Wellington's property bounce: what's going on?

Date: 07 November 2018

Property values in the capital have picked up the pace again in the past few months, despite the rise of 45% already seen in the past three years (bringing the Capital’s average value to more than $800,000). The bounce in values can be explained by a number of underlying drivers, but the key thing is simply that there’s not much property on the market currently available to buy

CoreLogic research analyst Kelvin Davidson writes:

October’s CoreLogic QV House Price Index showed that Wellington City’s property values have picked up pace again in the past few months (see media release). This Pulse looks a bit more deeply at the reasons why.

 
The pick-up in growth in Wellington is obvious in the first chart, especially compared to the continued slowdown in other parts of the wider region, such as Lower Hutt. Porirua has also gathered a little speed since August, but not to the same extent as Wellington (which has accelerated from 7.4% to 9.6%, an 11-month high).
 
Annual % change in average property values (Source: CoreLogic)
 
When we dig down further, and focus on suburb-level data (and note that we’re now looking at median values not average values), some of the areas that have picked up the most in terms of growth in the past few months are shown in the second chart. These five suburbs all feature in the top 15 largest* across the city, helping to explain why the overall figure has picked up. Wellington Central and Te Aro, for example, are also lower value suburbs (median < $600,000), reflecting their higher shares of apartments/flats.
 
Yet you’d be forgiven for thinking that Wellington’s growth should be slowing not accelerating. After all, values have already risen by more than 45% (or $256,000) in the past three years, and in October they rose above $800,000 for the first time.
 
Annual % change in median property values (Source: CoreLogic)
 
However, there are underlying factors that can explain the continued growth in property values.
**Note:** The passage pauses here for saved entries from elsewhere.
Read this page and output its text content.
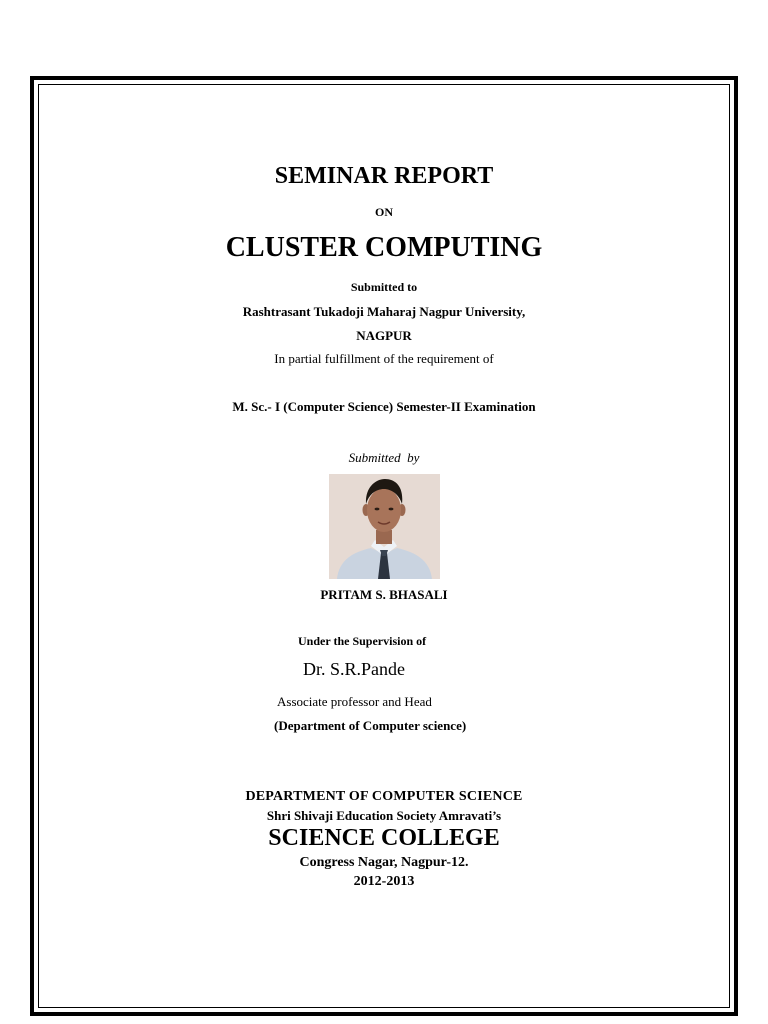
SEMINAR REPORT
ON
CLUSTER COMPUTING
Submitted to
Rashtrasant Tukadoji Maharaj Nagpur University,
NAGPUR
In partial fulfillment of the requirement of
M. Sc.- I (Computer Science) Semester-II Examination
Submitted  by
PRITAM S. BHASALI
Under the Supervision of
Dr. S.R.Pande
Associate professor and Head
(Department of Computer science)
DEPARTMENT OF COMPUTER SCIENCE
Shri Shivaji Education Society Amravati’s
SCIENCE COLLEGE
Congress Nagar, Nagpur-12.
2012-2013
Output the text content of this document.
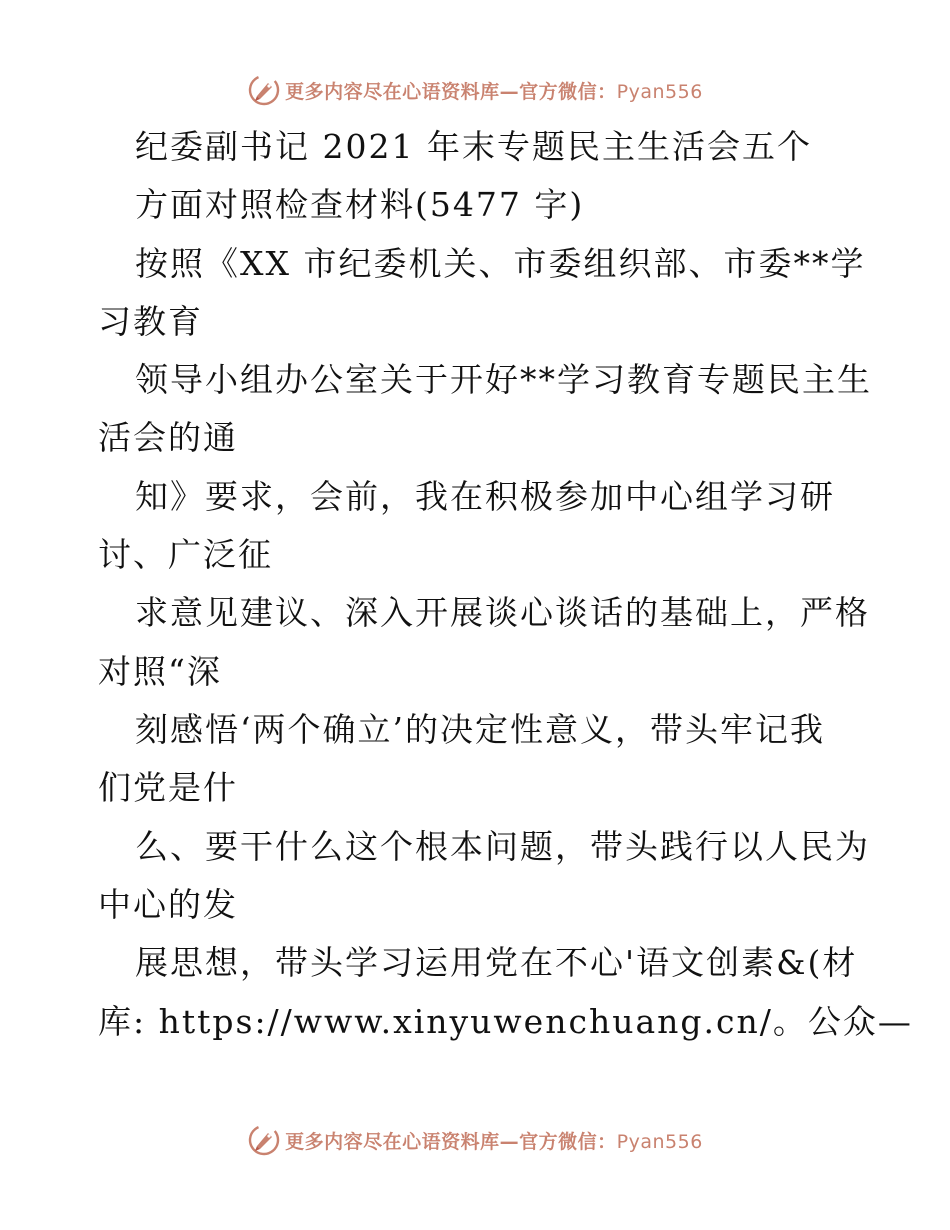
更多内容尽在心语资料库—官方微信：Pyan556
纪委副书记 2021 年末专题民主生活会五个
方面对照检查材料(5477 字)
按照《XX 市纪委机关、市委组织部、市委**学
习教育
领导小组办公室关于开好**学习教育专题民主生
活会的通
知》要求，会前，我在积极参加中心组学习研
讨、广泛征
求意见建议、深入开展谈心谈话的基础上，严格
对照“深
刻感悟‘两个确立’的决定性意义，带头牢记我
们党是什
么、要干什么这个根本问题，带头践行以人民为
中心的发
展思想，带头学习运用党在不心'语文创素&(材
库: https://www.xinyuwenchuang.cn/。公众—
更多内容尽在心语资料库—官方微信：Pyan556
Most importantly, there is very little property available on the market to buy (see the third chart). Although new listings have risen as per normal for this time of year, total listings are slightly lower than they were this time last year – which was itself a low level. In other words, anything new onto the market mostly sells quickly, which is holding down inventory levels and boosting prices (perhaps as a slight ‘fear of missing out’ factor takes hold).
 
The strength of demand is surely being underpinned by continued population growth (1.7% in the year to June 2018), a low unemployment rate (Infometrics estimates it to be 4.2%, the lowest in seven years and below the national average), as well as the fact that many jobs in Wellington are high-paid public sector roles.
 
 
Wellington property listings (total region, Source: CoreLogic)
 
Finally, the CoreLogic Buyer Classification series provides some insight into the recent bounce in Wellington property values too. As the fourth chart shows, the big movers in the past few months in terms of share of property transactions** have been multiple property owners (MPOs) with cash. It seems fair to suggest that cash MPOs may have deeper pockets than some other buyer groups and be less affected by tight credit policies, so have probably exerted upwards pressure on the price to secure the property they want in a tight market.
 
 
It remains to be seen how long this bounce in Wellington property values will last. But it’s worth noting that ‘new dwelling’ consents in the capital over the past year have reached their highest levels in a decade. These new consents are translating into a strong rise in the actual stock of housing too, so all else being equal; this would be one factor that could eventually dampen Wellington’s value growth.